Either parties may either further appeal to the U.S. Supreme Court, which refused to grant certiorari prior to the en banc decision, or may see what happens upon remand. SCOTUS blog reports that Al-Marri plans an appeal to the U.S. Supreme Court, while the government is willing to let the ruling stand and proceed to dealing with the case on remand.

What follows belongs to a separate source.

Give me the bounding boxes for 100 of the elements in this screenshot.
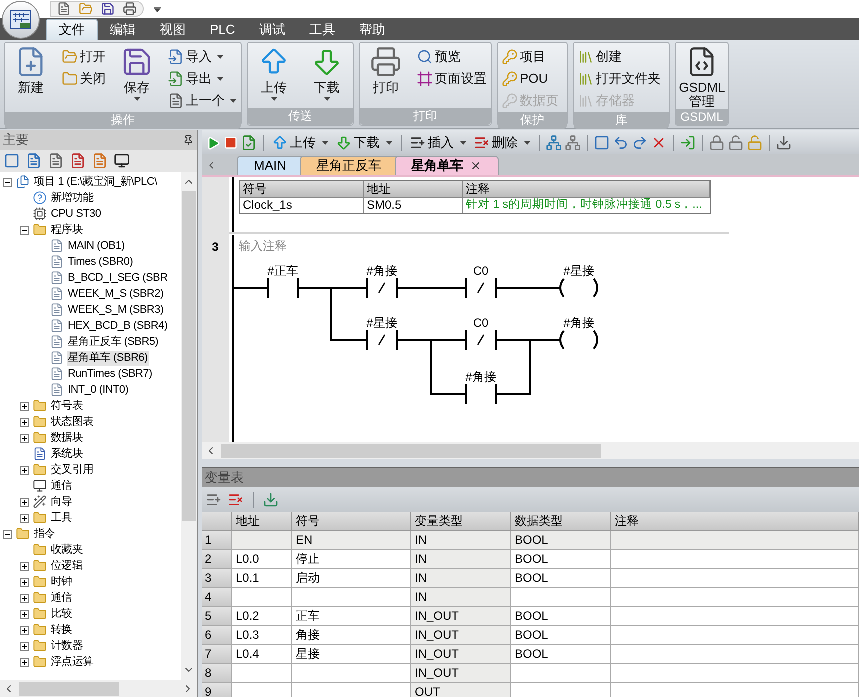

The best indication of the rights that Al-Marri will have on remand flow from swing Judge Traxler's concurring opinion. This states:

The general rule, therefore, is that al-Marri would be entitled to the normal due process protections available to all within this country, including an opportunity to confront and question witnesses against him. But, if the government can demonstrate to the satisfaction of the district court that this is impractical, outweighed by national security interests, or otherwise unduly burdensome because of the nature of the capture and the potential burdens imposed on the government to produce non-hearsay evidence and accede to discovery requests, then alternatives should be considered and employed. Given the grave national security concerns in matters such as this, and that the Rapp Declaration references not only al-Marri’s activities in this country but also those he engaged in abroad prior to his entry here, the Rapp Declaration might conceivably prove to be "the most reliable available evidence" within the meaning of Hamdi, at least as to some allegations. However, I am not satisfied to let matters stand as they are when the government has not even been required to demonstrate to the district court why it cannot or should not be required to produce, even for ex parte examination, any of the supporting evidence relied upon by Rapp to justify al-Marri’s detention. Here, the government has made no showing that "[h]earsay . . . [needs] to be accepted as the most reliable available evidence from the [g]overnment" or that the "exigencies of the circumstances . . . demand . . . [that the] enemy combatant proceeding[ ] . . . be [otherwise] tailored to alleviate their uncommon potential to burden the Executive at a time of ongoing military conflict." Hamdi, 542 U.S. at 533-34; cf. Boumediene, slip op. at 64-65 ("Practical considerations and exigent circumstances inform the definition and reach of the law’s writs, including habeas corpus. The cases and our tradition reflect this precept.")


In other words, the government will be required to present some real evidence and to justify decisions to withhold evidence on an individualized basis, but may still be permitted to withhold some evidence from Al-Marri.

This ruling, on the power of the President to treat someone outside a war zone in the continental United States as an enemy combatant is the most important of all the war on terror cases other than Padilla, because the habeas corpus rights of people within the United States have a far greater impact on the typical American or American immigrant's constitutional rights. It does not appear to overrule the troubling Padilla holding, although it does appear to narrow it.